At the beginning of her 2L year at the College of Law, Ana Marcela Rountree (J.D. ’95) noticed a new student in one of her classes. Being the smaller, community-focused law school that it is, “Everybody knew everybody,” she said. “So, he kind of stuck out.”
The student was Mason Rountree (J.D. ’95), who transferred to Georgia State Law from out of state. He went to undergrad at the University of Georgia and knew he wanted to practice in Georgia, so he made the switch to be closer to home.
“Part of the humor is I think we had six classes that we were taking that fall,” Mason said. “Every time I went to a new class, she was in the class. Every single time.”
The pair quickly became study partners, and the year after graduating from the College of Law they were married. Now 26 years later, the couple runs Rountree Law Firm out of Dallas, Georgia together. It was originally a clerkship Mason landed with the Superior Court Judges of Paulding, Polk and Haralson Counties that introduced the couple to that area.
After Mason completed the clerkship, he began practicing in Marietta at a mid-sized law firm. Ana then also clerked for the same Superior Court Judges while she was pregnant with their daughter. With little downtime after Ana gave birth, Mason approached Ana about opening the firm together in Dallas.
“I think I was one week into my maternity leave,” Ana said humorously. “We had just brought her home and Mason said, ‘I think we need to open an office,’ so we opened in January of 1999.”
Their practice has evolved over the years to meet the needs of their community but covers most kinds of non-domestic litigation, along with estate planning. Ana also serves as the County Conservator for Paulding Probate Court. As far as owning a practice together, the two say they each have strengths they bring that allows them to tackle most anything that comes across their desks.
“When asked how it is to practice law with my wife, I like to point out that she’s on the opposite end of the building,” Mason joked. “We have very different practices, so our work doesn’t combine a lot, but we eat lunch together probably three to four times a week. We’ve been able to find a good balance.”

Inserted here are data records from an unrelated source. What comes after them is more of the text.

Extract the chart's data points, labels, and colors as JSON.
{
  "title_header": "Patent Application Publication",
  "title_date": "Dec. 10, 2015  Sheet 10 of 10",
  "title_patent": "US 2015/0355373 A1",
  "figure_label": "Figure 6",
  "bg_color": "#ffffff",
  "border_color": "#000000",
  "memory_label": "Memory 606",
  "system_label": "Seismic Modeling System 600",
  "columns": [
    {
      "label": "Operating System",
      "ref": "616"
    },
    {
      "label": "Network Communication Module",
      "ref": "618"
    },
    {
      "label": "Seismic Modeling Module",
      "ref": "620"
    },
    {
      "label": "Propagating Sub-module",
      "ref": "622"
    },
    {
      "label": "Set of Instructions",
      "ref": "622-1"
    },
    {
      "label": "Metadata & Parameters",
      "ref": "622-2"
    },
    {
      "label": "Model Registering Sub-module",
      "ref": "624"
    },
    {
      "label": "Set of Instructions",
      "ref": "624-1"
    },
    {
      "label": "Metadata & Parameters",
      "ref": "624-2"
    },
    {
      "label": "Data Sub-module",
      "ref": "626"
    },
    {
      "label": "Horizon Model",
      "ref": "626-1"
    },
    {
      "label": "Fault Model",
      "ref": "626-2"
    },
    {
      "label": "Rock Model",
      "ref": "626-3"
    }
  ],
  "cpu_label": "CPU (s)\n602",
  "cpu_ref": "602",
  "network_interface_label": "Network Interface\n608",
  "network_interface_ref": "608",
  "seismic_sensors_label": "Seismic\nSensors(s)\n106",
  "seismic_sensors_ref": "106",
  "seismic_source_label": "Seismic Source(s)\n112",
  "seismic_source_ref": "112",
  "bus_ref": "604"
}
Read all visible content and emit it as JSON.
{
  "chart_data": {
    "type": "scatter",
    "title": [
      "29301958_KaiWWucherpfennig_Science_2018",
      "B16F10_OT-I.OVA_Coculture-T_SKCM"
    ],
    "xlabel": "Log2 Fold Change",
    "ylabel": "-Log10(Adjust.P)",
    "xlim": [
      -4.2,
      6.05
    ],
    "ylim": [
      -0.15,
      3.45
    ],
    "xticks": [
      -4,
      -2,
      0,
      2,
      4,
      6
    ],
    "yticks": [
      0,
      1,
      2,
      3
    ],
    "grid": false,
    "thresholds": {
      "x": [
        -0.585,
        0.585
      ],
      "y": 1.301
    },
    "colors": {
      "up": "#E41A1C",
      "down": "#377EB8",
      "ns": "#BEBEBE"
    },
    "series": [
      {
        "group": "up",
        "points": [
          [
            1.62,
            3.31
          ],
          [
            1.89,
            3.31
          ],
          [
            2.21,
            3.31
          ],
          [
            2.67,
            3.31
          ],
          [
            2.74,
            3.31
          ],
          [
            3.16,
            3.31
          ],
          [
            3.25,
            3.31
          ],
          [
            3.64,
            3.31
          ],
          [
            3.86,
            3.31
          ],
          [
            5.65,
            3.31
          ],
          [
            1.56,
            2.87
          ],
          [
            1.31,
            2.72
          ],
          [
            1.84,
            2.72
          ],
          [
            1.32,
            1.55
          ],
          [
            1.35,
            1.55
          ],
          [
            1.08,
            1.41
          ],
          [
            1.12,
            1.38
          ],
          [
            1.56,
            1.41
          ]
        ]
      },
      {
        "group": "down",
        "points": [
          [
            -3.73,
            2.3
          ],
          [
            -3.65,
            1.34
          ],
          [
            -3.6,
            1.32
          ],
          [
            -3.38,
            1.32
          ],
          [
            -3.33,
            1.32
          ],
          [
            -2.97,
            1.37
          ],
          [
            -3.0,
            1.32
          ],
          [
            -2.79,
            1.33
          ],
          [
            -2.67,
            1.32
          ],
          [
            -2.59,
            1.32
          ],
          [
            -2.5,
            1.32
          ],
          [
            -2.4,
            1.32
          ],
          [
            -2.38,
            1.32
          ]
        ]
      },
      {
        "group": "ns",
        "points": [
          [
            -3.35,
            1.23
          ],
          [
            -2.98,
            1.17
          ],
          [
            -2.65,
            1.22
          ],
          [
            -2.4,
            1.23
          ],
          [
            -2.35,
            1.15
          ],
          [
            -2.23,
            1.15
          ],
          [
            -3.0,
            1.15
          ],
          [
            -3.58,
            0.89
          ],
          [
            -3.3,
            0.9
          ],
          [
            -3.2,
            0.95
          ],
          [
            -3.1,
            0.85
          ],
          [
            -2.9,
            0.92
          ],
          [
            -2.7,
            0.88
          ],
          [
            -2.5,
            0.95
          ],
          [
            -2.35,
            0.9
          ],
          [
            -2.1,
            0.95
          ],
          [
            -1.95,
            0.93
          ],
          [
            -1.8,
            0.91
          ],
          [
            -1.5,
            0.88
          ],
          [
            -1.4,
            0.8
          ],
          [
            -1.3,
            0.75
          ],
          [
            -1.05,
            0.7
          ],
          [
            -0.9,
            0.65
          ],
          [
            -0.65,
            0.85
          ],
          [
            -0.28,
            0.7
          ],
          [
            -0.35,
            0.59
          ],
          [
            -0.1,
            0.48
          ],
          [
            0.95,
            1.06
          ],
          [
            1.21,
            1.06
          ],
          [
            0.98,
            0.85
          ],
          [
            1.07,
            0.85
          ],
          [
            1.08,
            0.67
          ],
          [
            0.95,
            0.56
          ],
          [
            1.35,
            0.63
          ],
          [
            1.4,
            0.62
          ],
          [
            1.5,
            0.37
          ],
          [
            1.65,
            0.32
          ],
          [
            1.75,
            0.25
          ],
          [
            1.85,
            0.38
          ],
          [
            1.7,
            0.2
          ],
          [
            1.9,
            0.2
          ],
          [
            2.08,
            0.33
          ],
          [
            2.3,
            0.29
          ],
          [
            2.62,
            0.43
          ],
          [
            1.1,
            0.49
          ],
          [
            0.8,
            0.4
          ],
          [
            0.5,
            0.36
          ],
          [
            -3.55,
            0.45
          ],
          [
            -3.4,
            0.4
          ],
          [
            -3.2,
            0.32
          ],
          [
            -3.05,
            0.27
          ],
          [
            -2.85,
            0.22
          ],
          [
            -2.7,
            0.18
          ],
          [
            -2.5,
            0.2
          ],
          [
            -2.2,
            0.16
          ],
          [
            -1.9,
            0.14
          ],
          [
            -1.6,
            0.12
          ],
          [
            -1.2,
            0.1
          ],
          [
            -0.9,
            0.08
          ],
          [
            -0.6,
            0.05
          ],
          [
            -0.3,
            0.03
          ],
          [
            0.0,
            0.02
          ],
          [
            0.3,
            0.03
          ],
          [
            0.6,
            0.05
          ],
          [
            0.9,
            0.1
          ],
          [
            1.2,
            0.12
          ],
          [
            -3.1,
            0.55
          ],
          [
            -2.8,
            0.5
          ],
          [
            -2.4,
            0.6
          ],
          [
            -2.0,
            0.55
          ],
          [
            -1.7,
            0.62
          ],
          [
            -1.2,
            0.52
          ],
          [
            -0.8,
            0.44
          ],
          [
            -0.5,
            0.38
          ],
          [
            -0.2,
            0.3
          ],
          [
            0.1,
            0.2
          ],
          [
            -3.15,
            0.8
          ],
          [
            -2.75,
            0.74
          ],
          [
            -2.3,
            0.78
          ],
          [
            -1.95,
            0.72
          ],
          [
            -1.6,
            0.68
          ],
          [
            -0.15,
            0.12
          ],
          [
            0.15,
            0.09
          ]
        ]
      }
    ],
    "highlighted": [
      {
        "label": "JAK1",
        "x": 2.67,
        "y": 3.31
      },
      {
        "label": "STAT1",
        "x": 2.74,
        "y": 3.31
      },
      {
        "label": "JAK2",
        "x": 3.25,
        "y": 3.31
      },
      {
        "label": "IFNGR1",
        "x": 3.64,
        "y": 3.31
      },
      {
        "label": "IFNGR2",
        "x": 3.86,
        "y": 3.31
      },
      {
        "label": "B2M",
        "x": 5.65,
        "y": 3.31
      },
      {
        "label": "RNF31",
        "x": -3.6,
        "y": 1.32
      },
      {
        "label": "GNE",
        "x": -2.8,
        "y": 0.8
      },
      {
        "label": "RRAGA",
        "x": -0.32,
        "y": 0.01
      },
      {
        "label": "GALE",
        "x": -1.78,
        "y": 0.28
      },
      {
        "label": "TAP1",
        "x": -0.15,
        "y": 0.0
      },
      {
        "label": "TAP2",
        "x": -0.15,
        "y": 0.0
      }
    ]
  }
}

The couple is grateful for their decision to stay in Paulding County and credit much of that to Judge Bill Foster, who both Ana and Mason clerked for and have retained a relationship with to this day.
Above their careers, Ana and Mason prioritize their family, faith, and giving back. One of their favorite projects is a piece of property in Polk County they bought in 2007. On the property is a cave with hundreds of bats. Since purchasing the property, they have installed a bat-friendly gate and worked with the Georgia Department of Natural Resources to protect the wildlife and survey the bats. Researchers into White Nose Syndrome from Georgia State have also used the cave looking for a cure to the disease that has caused at least 95% mortality of bats in Georgia over the past decade. Their four children have frequently helped with cleaning up the cave, exploring, and participating in research, which has inspired two of their children to pursue careers in animal conservation and environmental protection.
The Rountrees are also intentional about where they focus their giving efforts, with the College of Law being one of the institutions they prioritize. The couple was instrumental with the development of the new College of Law building in 2015 and are now focusing their giving on scholarships for recent graduates looking to practice in more rural areas.
“One of the greatest things from Georgia State Law is that it has pushed us to grow,” Ana said. “In a way, we’ve grown in our faith because Dean Kaminshine and others at the law school pushed us by letting us know what they need from us and us realizing we can help make a real impact by giving to causes that are consistent with our faith.”